It's a giant mountain, but one that more and more people are overcoming.
When you first set foot in a gym and see the seasoned trainers lifting weights heavier than you, 'daunting' doesn't do your feelings justice.
However, everyone has to start somewhere, and the benefits of exercise are too obvious for us to lay out once again. Whether it's to improve your quality of life or reduce the chances of utilising your insurance plan, the benefits are evident.
So, as a beginner, how can you make your training more effective? Let's take a look at some of the best tips.
You don't want to go all out and risk injuring yourself when you first start. You'll likely find that you're a lot sorer than the regulars at the gym, and that's to be expected.
Start with a weight that you can manage for a certain number of repetitions, and gradually increase the weight as you get stronger.
If you turn to weights that are more than you can handle, all you are doing is worsening your form. The upshot? As well as the injuries, you're also not going to be correctly exercising your muscles in question. After all, we've all seen the people who swing heavy dumbbells at the gym, but in truth, it's a 'fake' movement that will offer minimal benefit to your training – but plenty of risk.
Vary your routine
As with anything in life, variety is the spice of training. If you do the same exercises all the time, your body will quickly adapt, and you'll find that your results quickly slow down.
Adding new exercises, or varying the sets and repetitions, will keep your body guessing and ensure that you make progress. As soon as you feel things are getting a bit easy, they probably are, and your body has worked you out.
Use a training diary
A training diary is a great way to keep track of your progress and ensure you're on the right track.
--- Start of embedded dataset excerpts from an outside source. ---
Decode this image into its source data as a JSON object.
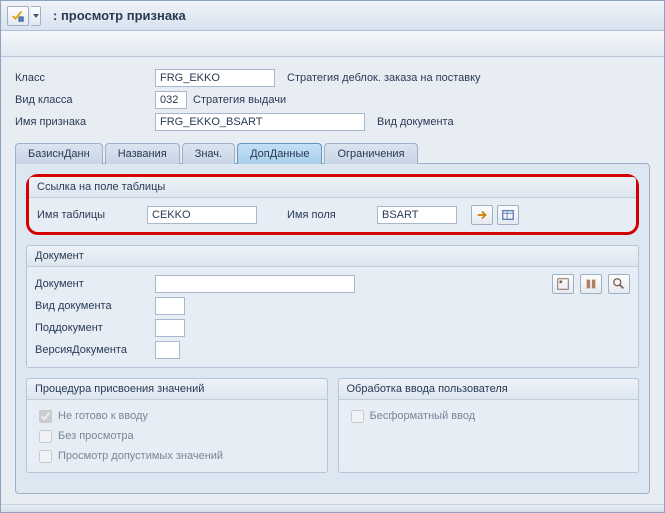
{
  "title": ": просмотр признака",
  "form": {
    "class_label": "Класс",
    "class_value": "FRG_EKKO",
    "class_desc": "Стратегия деблок. заказа на поставку",
    "classtype_label": "Вид класса",
    "classtype_value": "032",
    "classtype_desc": "Стратегия выдачи",
    "char_label": "Имя признака",
    "char_value": "FRG_EKKO_BSART",
    "char_desc": "Вид документа"
  },
  "tabs": {
    "t1": "БазиснДанн",
    "t2": "Названия",
    "t3": "Знач.",
    "t4": "ДопДанные",
    "t5": "Ограничения"
  },
  "ref": {
    "title": "Ссылка на поле таблицы",
    "table_label": "Имя таблицы",
    "table_value": "CEKKO",
    "field_label": "Имя поля",
    "field_value": "BSART"
  },
  "doc": {
    "title": "Документ",
    "doc_label": "Документ",
    "doctype_label": "Вид документа",
    "docpart_label": "Поддокумент",
    "docver_label": "ВерсияДокумента"
  },
  "proc": {
    "title": "Процедура присвоения значений",
    "c1": "Не готово к вводу",
    "c2": "Без просмотра",
    "c3": "Просмотр допустимых значений"
  },
  "userentry": {
    "title": "Обработка ввода пользователя",
    "c1": "Бесформатный ввод"
  }
}
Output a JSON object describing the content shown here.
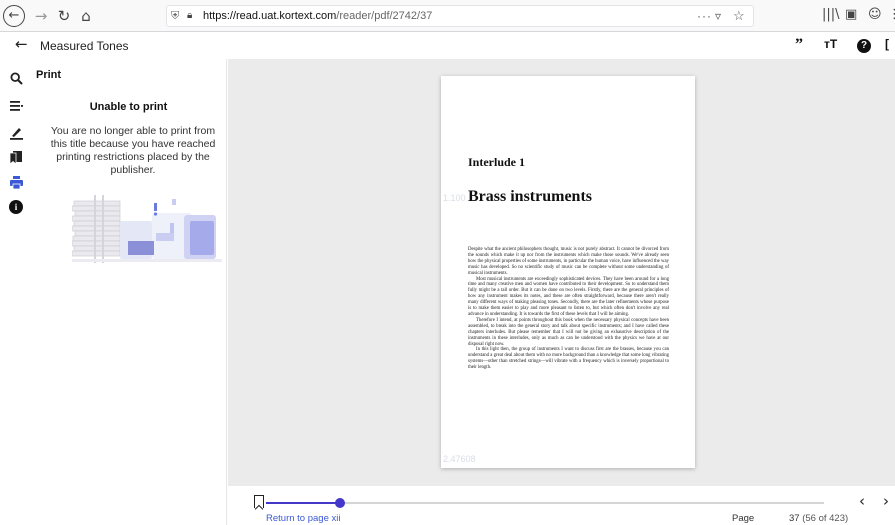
{
  "browser": {
    "back_icon": "←",
    "forward_icon": "→",
    "reload_icon": "↻",
    "home_icon": "⌂",
    "url_host": "https://read.uat.kortext.com",
    "url_path": "/reader/pdf/2742/37",
    "more_icon": "···",
    "pocket_icon": "▿",
    "star_icon": "☆",
    "library_icon": "|||\\",
    "sidebar_icon": "▣",
    "account_icon": "☺"
  },
  "app": {
    "back_icon": "←",
    "title": "Measured Tones",
    "quote_icon": "”",
    "text_size_icon": "тT",
    "help_icon": "?",
    "expand_icon": "["
  },
  "rail": {
    "search_icon": "⌕",
    "contents_icon": "≡",
    "highlight_icon": "✎",
    "bookmarks_icon": "■",
    "print_icon": "⎙",
    "info_icon": "i"
  },
  "panel": {
    "title": "Print",
    "heading": "Unable to print",
    "message": "You are no longer able to print from this title because you have reached printing restrictions placed by the publisher."
  },
  "book_page": {
    "interlude": "Interlude 1",
    "chapter_title": "Brass instruments",
    "ghost_a": "1.100",
    "ghost_b": "2.47608",
    "paragraphs": [
      "Despite what the ancient philosophers thought, music is not purely abstract. It cannot be divorced from the sounds which make it up nor from the instruments which make those sounds. We've already seen how the physical properties of some instruments, in particular the human voice, have influenced the way music has developed. So no scientific study of music can be complete without some understanding of musical instruments.",
      "Most musical instruments are exceedingly sophisticated devices. They have been around for a long time and many creative men and women have contributed to their development. So to understand them fully might be a tall order. But it can be done on two levels. Firstly, there are the general principles of how any instrument makes its notes, and these are often straightforward, because there aren't really many different ways of making pleasing tones. Secondly, there are the later refinements whose purpose is to make them easier to play and more pleasant to listen to, but which often don't involve any real advance in understanding. It is towards the first of these levels that I will be aiming.",
      "Therefore I intend, at points throughout this book when the necessary physical concepts have been assembled, to break into the general story and talk about specific instruments; and I have called these chapters interludes. But please remember that I will not be giving an exhaustive description of the instruments in these interludes, only as much as can be understood with the physics we have at our disposal right now.",
      "In this light then, the group of instruments I want to discuss first are the brasses, because you can understand a great deal about them with no more background than a knowledge that some long vibrating systems—other than stretched strings—will vibrate with a frequency which is inversely proportional to their length."
    ]
  },
  "footer": {
    "bookmark_icon": "bookmark-icon",
    "progress": 0.1325,
    "return_link": "Return to page xii",
    "page_label": "Page",
    "page_number": "37",
    "page_of": "(56 of 423)",
    "prev_icon": "‹",
    "next_icon": "›"
  }
}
Not only that, but it can also be a motivational tool.
If you see that you’re making gains, you’ll keep adjusting your weights or runs and progressing to the next level. Conversely, if you're not making the progress you want to see, it can help you identify the areas you need to work on.
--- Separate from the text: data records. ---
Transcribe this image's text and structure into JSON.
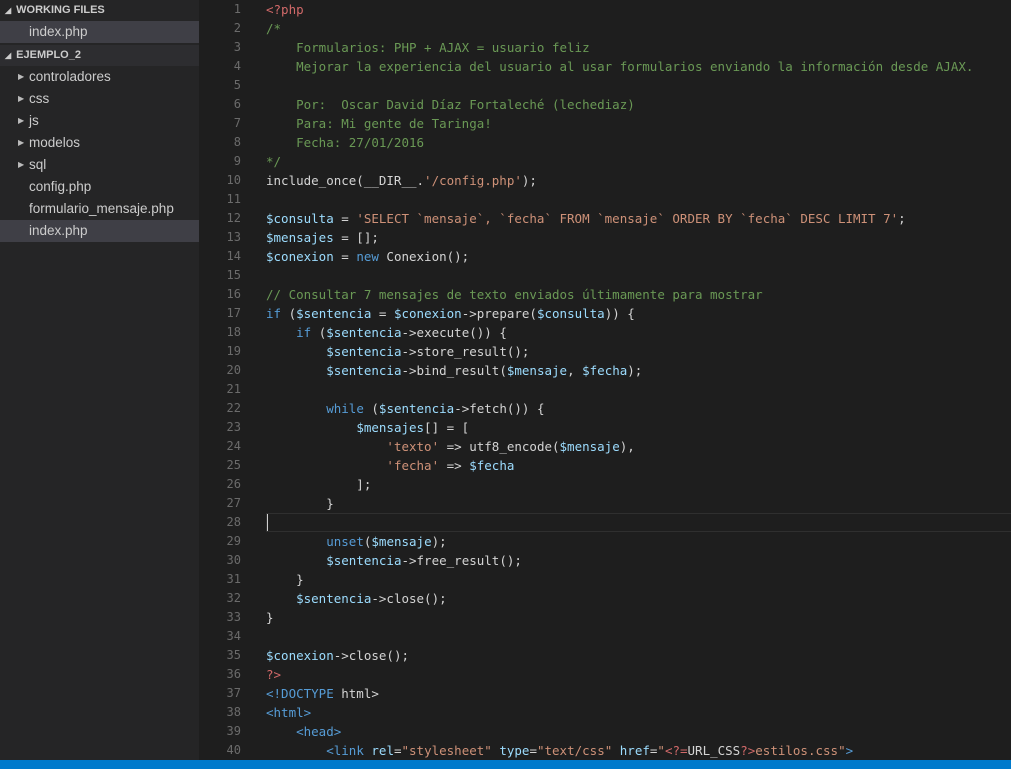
{
  "sidebar": {
    "working_files": {
      "header": "WORKING FILES",
      "files": [
        {
          "label": "index.php"
        }
      ]
    },
    "project": {
      "header": "EJEMPLO_2",
      "items": [
        {
          "label": "controladores",
          "type": "folder"
        },
        {
          "label": "css",
          "type": "folder"
        },
        {
          "label": "js",
          "type": "folder"
        },
        {
          "label": "modelos",
          "type": "folder"
        },
        {
          "label": "sql",
          "type": "folder"
        },
        {
          "label": "config.php",
          "type": "file"
        },
        {
          "label": "formulario_mensaje.php",
          "type": "file"
        },
        {
          "label": "index.php",
          "type": "file",
          "selected": true
        }
      ]
    }
  },
  "editor": {
    "file": "index.php",
    "cursor_line": 28,
    "lines": [
      [
        [
          "t-tag",
          "<?php"
        ]
      ],
      [
        [
          "t-comment",
          "/*"
        ]
      ],
      [
        [
          "t-comment",
          "    Formularios: PHP + AJAX = usuario feliz"
        ]
      ],
      [
        [
          "t-comment",
          "    Mejorar la experiencia del usuario al usar formularios enviando la información desde AJAX."
        ]
      ],
      [],
      [
        [
          "t-comment",
          "    Por:  Oscar David Díaz Fortaleché (lechediaz)"
        ]
      ],
      [
        [
          "t-comment",
          "    Para: Mi gente de Taringa!"
        ]
      ],
      [
        [
          "t-comment",
          "    Fecha: 27/01/2016"
        ]
      ],
      [
        [
          "t-comment",
          "*/"
        ]
      ],
      [
        [
          "",
          "include_once(__DIR__."
        ],
        [
          "t-str",
          "'/config.php'"
        ],
        [
          "",
          ");"
        ]
      ],
      [],
      [
        [
          "t-var",
          "$consulta"
        ],
        [
          "",
          " = "
        ],
        [
          "t-str",
          "'SELECT `mensaje`, `fecha` FROM `mensaje` ORDER BY `fecha` DESC LIMIT 7'"
        ],
        [
          "",
          ";"
        ]
      ],
      [
        [
          "t-var",
          "$mensajes"
        ],
        [
          "",
          " = [];"
        ]
      ],
      [
        [
          "t-var",
          "$conexion"
        ],
        [
          "",
          " = "
        ],
        [
          "t-kw",
          "new"
        ],
        [
          "",
          " Conexion();"
        ]
      ],
      [],
      [
        [
          "t-comment",
          "// Consultar 7 mensajes de texto enviados últimamente para mostrar"
        ]
      ],
      [
        [
          "t-kw",
          "if"
        ],
        [
          "",
          " ("
        ],
        [
          "t-var",
          "$sentencia"
        ],
        [
          "",
          " = "
        ],
        [
          "t-var",
          "$conexion"
        ],
        [
          "",
          "->prepare("
        ],
        [
          "t-var",
          "$consulta"
        ],
        [
          "",
          ")) {"
        ]
      ],
      [
        [
          "",
          "    "
        ],
        [
          "t-kw",
          "if"
        ],
        [
          "",
          " ("
        ],
        [
          "t-var",
          "$sentencia"
        ],
        [
          "",
          "->execute()) {"
        ]
      ],
      [
        [
          "",
          "        "
        ],
        [
          "t-var",
          "$sentencia"
        ],
        [
          "",
          "->store_result();"
        ]
      ],
      [
        [
          "",
          "        "
        ],
        [
          "t-var",
          "$sentencia"
        ],
        [
          "",
          "->bind_result("
        ],
        [
          "t-var",
          "$mensaje"
        ],
        [
          "",
          ", "
        ],
        [
          "t-var",
          "$fecha"
        ],
        [
          "",
          ");"
        ]
      ],
      [],
      [
        [
          "",
          "        "
        ],
        [
          "t-kw",
          "while"
        ],
        [
          "",
          " ("
        ],
        [
          "t-var",
          "$sentencia"
        ],
        [
          "",
          "->fetch()) {"
        ]
      ],
      [
        [
          "",
          "            "
        ],
        [
          "t-var",
          "$mensajes"
        ],
        [
          "",
          "[] = ["
        ]
      ],
      [
        [
          "",
          "                "
        ],
        [
          "t-str",
          "'texto'"
        ],
        [
          "",
          " => utf8_encode("
        ],
        [
          "t-var",
          "$mensaje"
        ],
        [
          "",
          "),"
        ]
      ],
      [
        [
          "",
          "                "
        ],
        [
          "t-str",
          "'fecha'"
        ],
        [
          "",
          " => "
        ],
        [
          "t-var",
          "$fecha"
        ]
      ],
      [
        [
          "",
          "            ];"
        ]
      ],
      [
        [
          "",
          "        }"
        ]
      ],
      [],
      [
        [
          "",
          "        "
        ],
        [
          "t-kw",
          "unset"
        ],
        [
          "",
          "("
        ],
        [
          "t-var",
          "$mensaje"
        ],
        [
          "",
          ");"
        ]
      ],
      [
        [
          "",
          "        "
        ],
        [
          "t-var",
          "$sentencia"
        ],
        [
          "",
          "->free_result();"
        ]
      ],
      [
        [
          "",
          "    }"
        ]
      ],
      [
        [
          "",
          "    "
        ],
        [
          "t-var",
          "$sentencia"
        ],
        [
          "",
          "->close();"
        ]
      ],
      [
        [
          "",
          "}"
        ]
      ],
      [],
      [
        [
          "t-var",
          "$conexion"
        ],
        [
          "",
          "->close();"
        ]
      ],
      [
        [
          "t-tag",
          "?>"
        ]
      ],
      [
        [
          "t-kw",
          "<!DOCTYPE"
        ],
        [
          "",
          " html>"
        ]
      ],
      [
        [
          "t-kw",
          "<html>"
        ]
      ],
      [
        [
          "",
          "    "
        ],
        [
          "t-kw",
          "<head>"
        ]
      ],
      [
        [
          "",
          "        "
        ],
        [
          "t-kw",
          "<link"
        ],
        [
          "",
          " "
        ],
        [
          "t-attr",
          "rel"
        ],
        [
          "",
          "="
        ],
        [
          "t-str",
          "\"stylesheet\""
        ],
        [
          "",
          " "
        ],
        [
          "t-attr",
          "type"
        ],
        [
          "",
          "="
        ],
        [
          "t-str",
          "\"text/css\""
        ],
        [
          "",
          " "
        ],
        [
          "t-attr",
          "href"
        ],
        [
          "",
          "="
        ],
        [
          "t-str",
          "\""
        ],
        [
          "t-tag",
          "<?="
        ],
        [
          "",
          "URL_CSS"
        ],
        [
          "t-tag",
          "?>"
        ],
        [
          "t-str",
          "estilos.css\""
        ],
        [
          "t-kw",
          ">"
        ]
      ]
    ]
  }
}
Not only is this great for a tracking tool, but it's also something that can act as superb motivation. As you slog through your first few months, it can feel as though nothing is changing. Take a look at your paper evidence, though, and you'll see all these changes in their full glory.
This one is pretty simple, but it's essential. When you're training, your body is utilising a lot of water, and you need to make sure you're replacing what you're losing.
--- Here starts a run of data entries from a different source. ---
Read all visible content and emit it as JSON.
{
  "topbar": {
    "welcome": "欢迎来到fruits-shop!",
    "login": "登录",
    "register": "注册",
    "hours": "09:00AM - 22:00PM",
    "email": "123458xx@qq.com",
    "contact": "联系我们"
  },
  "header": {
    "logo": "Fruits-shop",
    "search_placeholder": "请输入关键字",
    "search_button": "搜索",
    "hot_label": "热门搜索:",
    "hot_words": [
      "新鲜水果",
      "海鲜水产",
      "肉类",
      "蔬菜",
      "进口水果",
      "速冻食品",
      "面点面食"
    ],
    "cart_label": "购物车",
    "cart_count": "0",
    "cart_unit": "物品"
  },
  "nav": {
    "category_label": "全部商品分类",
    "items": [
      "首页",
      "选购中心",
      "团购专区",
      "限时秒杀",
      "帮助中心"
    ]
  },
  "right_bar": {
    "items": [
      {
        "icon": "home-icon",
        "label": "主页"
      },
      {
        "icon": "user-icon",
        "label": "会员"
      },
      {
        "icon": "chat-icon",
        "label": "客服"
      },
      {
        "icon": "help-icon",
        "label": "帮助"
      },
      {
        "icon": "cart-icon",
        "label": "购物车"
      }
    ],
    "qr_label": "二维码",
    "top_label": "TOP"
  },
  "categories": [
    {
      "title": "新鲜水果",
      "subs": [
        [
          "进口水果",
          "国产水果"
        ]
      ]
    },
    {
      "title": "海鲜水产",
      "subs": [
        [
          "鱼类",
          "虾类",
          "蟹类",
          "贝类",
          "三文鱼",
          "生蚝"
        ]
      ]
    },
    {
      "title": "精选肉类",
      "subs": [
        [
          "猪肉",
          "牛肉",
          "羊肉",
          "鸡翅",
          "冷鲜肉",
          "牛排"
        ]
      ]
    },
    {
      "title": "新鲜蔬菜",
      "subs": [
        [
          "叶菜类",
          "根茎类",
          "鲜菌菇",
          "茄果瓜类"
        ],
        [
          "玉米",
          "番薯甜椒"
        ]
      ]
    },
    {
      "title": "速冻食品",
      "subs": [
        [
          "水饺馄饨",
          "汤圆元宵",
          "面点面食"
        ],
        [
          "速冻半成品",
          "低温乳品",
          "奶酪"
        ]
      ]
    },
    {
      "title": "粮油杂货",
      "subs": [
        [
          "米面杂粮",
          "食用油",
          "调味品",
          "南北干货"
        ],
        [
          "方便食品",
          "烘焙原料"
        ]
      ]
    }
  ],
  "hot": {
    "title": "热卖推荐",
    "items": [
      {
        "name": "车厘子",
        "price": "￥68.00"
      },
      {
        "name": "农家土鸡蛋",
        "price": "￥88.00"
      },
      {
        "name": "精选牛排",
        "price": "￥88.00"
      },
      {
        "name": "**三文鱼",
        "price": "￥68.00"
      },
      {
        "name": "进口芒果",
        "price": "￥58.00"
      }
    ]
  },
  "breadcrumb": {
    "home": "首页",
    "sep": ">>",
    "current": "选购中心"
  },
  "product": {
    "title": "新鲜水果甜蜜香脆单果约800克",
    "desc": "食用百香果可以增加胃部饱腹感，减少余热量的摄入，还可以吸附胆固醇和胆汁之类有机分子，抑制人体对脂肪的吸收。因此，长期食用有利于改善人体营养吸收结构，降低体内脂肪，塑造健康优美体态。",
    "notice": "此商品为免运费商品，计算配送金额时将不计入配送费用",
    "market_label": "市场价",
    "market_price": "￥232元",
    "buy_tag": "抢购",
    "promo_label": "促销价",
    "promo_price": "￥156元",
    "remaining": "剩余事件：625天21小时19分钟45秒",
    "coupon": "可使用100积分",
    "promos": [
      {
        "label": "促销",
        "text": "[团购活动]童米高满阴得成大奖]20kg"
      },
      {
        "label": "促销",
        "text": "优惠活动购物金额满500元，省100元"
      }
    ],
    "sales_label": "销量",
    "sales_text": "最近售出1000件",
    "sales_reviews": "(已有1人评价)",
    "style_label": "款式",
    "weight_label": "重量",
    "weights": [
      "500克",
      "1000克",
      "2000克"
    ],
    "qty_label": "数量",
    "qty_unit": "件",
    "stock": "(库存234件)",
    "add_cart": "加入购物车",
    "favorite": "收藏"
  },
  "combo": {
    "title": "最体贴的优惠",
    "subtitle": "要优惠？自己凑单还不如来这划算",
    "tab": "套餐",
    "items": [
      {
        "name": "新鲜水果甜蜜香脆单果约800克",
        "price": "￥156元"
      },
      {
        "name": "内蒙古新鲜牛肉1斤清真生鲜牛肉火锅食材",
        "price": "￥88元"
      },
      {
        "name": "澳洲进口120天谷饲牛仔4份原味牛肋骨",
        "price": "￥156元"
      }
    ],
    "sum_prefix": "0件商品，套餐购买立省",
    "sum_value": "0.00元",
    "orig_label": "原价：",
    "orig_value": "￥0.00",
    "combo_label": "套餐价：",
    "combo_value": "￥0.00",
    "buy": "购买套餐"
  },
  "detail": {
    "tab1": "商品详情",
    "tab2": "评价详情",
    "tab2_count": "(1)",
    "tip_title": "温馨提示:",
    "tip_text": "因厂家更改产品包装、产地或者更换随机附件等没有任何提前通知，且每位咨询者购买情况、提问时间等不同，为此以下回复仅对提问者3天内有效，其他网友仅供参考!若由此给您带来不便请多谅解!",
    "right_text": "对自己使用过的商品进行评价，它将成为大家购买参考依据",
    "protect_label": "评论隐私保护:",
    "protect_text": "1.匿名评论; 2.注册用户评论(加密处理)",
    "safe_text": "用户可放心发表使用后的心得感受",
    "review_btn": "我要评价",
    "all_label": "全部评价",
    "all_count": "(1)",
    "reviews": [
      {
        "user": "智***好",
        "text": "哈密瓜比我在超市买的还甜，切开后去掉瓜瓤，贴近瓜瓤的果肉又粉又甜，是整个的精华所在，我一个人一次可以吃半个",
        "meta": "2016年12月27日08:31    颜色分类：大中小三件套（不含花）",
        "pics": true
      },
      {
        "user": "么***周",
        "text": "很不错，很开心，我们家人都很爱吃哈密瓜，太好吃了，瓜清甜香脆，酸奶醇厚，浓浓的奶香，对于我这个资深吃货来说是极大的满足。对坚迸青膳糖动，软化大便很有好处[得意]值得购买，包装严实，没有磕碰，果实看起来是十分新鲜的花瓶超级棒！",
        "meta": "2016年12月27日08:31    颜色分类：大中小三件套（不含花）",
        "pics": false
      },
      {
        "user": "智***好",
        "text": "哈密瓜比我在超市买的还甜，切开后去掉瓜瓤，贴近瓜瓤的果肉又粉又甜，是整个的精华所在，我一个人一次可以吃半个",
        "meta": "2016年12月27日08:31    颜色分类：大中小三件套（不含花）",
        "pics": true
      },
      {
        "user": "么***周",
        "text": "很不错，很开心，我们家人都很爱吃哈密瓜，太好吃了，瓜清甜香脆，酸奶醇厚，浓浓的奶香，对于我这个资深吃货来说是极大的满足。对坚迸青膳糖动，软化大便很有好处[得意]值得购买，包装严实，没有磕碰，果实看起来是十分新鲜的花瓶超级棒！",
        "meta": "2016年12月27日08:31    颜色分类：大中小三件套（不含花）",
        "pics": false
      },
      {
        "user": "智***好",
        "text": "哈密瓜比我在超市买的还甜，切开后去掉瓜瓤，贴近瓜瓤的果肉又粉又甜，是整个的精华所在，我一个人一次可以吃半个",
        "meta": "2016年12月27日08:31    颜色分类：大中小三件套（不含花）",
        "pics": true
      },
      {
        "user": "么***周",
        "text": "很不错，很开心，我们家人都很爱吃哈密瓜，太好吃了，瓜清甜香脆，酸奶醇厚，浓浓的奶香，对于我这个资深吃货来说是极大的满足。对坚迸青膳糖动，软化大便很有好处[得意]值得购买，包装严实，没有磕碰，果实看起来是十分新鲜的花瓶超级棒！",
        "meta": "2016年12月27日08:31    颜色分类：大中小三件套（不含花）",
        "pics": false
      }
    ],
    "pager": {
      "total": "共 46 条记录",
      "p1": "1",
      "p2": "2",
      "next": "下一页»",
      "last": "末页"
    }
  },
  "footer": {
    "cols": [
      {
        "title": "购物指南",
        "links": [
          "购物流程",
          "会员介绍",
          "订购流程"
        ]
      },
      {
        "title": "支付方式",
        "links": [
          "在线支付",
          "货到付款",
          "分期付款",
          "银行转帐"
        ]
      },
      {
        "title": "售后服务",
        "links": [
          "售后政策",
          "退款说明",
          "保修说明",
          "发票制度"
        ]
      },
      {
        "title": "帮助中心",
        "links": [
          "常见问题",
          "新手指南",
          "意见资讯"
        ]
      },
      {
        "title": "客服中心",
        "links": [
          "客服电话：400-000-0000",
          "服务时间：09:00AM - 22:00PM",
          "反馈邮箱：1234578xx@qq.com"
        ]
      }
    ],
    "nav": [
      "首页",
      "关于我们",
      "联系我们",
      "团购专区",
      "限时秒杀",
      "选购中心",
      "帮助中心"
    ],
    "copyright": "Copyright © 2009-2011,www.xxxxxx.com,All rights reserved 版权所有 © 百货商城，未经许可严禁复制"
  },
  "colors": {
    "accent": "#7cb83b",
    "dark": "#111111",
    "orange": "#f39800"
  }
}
If you don't drink enough, you'll become fatigued a lot quicker, and your performance will suffer.
Similarly, you also need to fuel your body with the right food. After a good workout, your body is primed to take on nutrients and rebuild the muscles you've just worked.
If you don't eat properly after a workout, you'll find that you don't see the gains you're expecting, and you may even find that you put on weight.
A good post-workout meal should include a good source of protein, some carbohydrates, and a little bit of healthy fat.